Дрянная штука, вот что я вам скажу. Это была не книга, а прямо какое-то средоточие зла. Вы бы ни за что не согласились держать ее у себя в доме. Но мой молодой хозяин, мастер Мингуилло Фазан, с его-то дурной кровью и червивым сердцем, уж он бы с радостью заполучил бы эту книгу, разве нет? А потом использовал бы ее каким-нибудь жестоким манером и отправил бы нас всех прямиком в ад. Вместе с собой, конечно.
Но тогда, в 1781 году, у нас впереди еще оставалось несколько славных денечков. Венеция еще слыхом не слыхивала о Наполеоне Бонапарте, а Наполеон Бонапарт и мечтать не смел о том, дабы давить великие империи своей маленькой ножкой. Головы королей и дожей еще крепко сидели на плечах, и думать не думая о падающих лезвиях.
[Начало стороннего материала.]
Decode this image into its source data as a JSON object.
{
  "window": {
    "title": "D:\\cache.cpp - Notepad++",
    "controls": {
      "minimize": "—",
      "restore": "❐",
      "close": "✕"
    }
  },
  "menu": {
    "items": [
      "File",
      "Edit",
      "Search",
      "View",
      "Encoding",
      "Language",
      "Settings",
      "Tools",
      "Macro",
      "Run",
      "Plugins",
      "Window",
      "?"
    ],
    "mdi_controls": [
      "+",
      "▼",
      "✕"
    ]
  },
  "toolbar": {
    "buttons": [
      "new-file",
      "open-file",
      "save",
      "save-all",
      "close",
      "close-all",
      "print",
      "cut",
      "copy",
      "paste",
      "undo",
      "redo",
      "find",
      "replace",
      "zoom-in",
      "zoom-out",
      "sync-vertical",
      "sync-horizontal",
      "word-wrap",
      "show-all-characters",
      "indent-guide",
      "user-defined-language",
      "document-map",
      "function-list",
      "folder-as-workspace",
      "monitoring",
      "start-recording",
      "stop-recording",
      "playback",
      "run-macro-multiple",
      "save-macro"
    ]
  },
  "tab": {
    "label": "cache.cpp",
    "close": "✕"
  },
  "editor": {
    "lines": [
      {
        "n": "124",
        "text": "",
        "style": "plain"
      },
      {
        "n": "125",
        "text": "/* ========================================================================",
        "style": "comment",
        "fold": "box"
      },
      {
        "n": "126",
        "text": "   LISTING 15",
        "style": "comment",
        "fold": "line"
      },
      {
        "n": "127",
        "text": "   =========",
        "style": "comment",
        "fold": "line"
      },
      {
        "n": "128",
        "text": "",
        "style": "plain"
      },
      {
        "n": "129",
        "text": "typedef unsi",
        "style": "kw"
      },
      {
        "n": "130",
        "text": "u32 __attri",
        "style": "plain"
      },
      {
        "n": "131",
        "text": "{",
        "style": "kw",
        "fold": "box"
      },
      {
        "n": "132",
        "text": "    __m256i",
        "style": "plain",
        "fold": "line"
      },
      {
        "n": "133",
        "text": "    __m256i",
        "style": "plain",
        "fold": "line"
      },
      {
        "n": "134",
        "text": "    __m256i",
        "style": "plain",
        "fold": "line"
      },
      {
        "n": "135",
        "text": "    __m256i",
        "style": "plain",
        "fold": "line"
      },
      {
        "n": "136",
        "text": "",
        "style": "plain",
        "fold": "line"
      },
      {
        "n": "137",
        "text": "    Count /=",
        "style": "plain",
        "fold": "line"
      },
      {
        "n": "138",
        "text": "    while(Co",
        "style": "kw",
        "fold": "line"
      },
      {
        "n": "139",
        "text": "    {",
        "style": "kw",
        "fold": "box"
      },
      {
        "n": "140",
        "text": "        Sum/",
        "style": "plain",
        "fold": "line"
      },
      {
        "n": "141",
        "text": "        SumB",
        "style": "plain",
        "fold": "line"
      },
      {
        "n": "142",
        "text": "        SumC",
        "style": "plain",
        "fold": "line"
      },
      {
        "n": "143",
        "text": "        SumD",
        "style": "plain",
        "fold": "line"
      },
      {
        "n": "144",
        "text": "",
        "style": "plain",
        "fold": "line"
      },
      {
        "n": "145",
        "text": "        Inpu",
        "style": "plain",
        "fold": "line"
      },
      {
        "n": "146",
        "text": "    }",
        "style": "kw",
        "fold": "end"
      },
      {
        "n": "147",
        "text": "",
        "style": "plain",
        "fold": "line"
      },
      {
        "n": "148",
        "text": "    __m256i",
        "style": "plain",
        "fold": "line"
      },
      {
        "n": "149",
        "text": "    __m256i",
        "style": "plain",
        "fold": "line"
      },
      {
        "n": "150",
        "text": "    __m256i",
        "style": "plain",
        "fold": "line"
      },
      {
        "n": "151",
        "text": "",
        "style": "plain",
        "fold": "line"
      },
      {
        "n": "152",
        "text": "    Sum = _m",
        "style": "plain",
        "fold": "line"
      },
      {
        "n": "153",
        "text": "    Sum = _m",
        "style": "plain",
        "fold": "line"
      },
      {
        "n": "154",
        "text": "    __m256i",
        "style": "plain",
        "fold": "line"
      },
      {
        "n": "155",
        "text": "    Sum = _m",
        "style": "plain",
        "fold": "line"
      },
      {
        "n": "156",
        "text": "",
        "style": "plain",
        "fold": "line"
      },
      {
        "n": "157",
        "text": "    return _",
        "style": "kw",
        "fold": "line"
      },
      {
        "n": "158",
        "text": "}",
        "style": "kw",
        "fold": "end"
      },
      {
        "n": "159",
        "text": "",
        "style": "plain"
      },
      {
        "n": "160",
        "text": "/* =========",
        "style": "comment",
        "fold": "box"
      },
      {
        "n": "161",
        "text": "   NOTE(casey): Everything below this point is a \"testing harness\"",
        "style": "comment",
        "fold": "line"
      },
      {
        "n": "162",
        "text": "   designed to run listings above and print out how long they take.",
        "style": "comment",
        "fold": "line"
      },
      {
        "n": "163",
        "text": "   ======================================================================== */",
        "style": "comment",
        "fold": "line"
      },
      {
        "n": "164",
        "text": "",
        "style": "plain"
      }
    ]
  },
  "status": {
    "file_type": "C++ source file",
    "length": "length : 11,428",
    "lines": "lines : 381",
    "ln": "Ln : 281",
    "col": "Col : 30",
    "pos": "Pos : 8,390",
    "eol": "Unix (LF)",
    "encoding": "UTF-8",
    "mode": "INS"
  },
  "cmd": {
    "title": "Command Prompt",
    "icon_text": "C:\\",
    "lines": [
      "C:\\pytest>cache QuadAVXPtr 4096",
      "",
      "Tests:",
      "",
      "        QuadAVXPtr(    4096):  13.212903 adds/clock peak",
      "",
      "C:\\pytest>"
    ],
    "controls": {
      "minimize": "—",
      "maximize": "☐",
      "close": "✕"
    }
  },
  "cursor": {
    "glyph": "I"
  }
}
Эта ревер… революция, правильно? Так вот, эта революция в Неру наконец закончилась, и серебряным рудникам Фазанов снова ничего не угрожало, равно как и складу Фазанов в Арекипе.[9] Здесь же, в Венеции, дворец Палаццо Эспаньол не испытывал недостатка в питьевой воде, но печальная правда состояла в том, что к нему подступали волны гнили.
Изнутри.
Несколько достойных мужей, вроде моего старого хозяина, мастера Фернандо Фазана, по-прежнему процветали. На им приходилось поддерживать остальные веточки своих семей на плаву постоянными денежными подачками, предоставляя им огромные апартаменты. Подумать только, целая свора всяких там тетей-дядей-кузенов-племянников рождалась, росла и помирала без всяких забот, кроме одной – как потратить незаработанные дукаты. Этим паразитам и в голову не приходило позаботиться о жилье, доставшемся им даром. Глисты и то больше думают о человеке, в котором живут. Да у моих ночных рубашек больше характера и чувства долга, чем у этих, с позволения сказать, родственничков моего хозяина, мастера Фернандо Фазана.
Вот так и вышло, что в нашем дворце Палаццо Эспаньол просторные комнаты, некогда гордые и разукрашенные, мало-помалу превращались в мрачные пещеры. А когда комната умирала в тучах плесени, эти благородные постельные клопы просто запирали дверь наглухо. И таких комнат становилось все больше, пока целые этажи не оказывались в плену у влаги. Да что там говорить, весь наш город гнил на корню, и его, как язва, разъедали скупость, убожество и праздность.
Но мы ничего не замечали, потому что не хотели замечать.
Не было звезды в небе, чтобы предостеречь нас; не было ни знаков, ни чудес в воздухе, которые сказали бы:
– Берегитесь! Конец близок!
Чтобы добавить:
– Ничто не вечно – ни счастье, ни Венеция.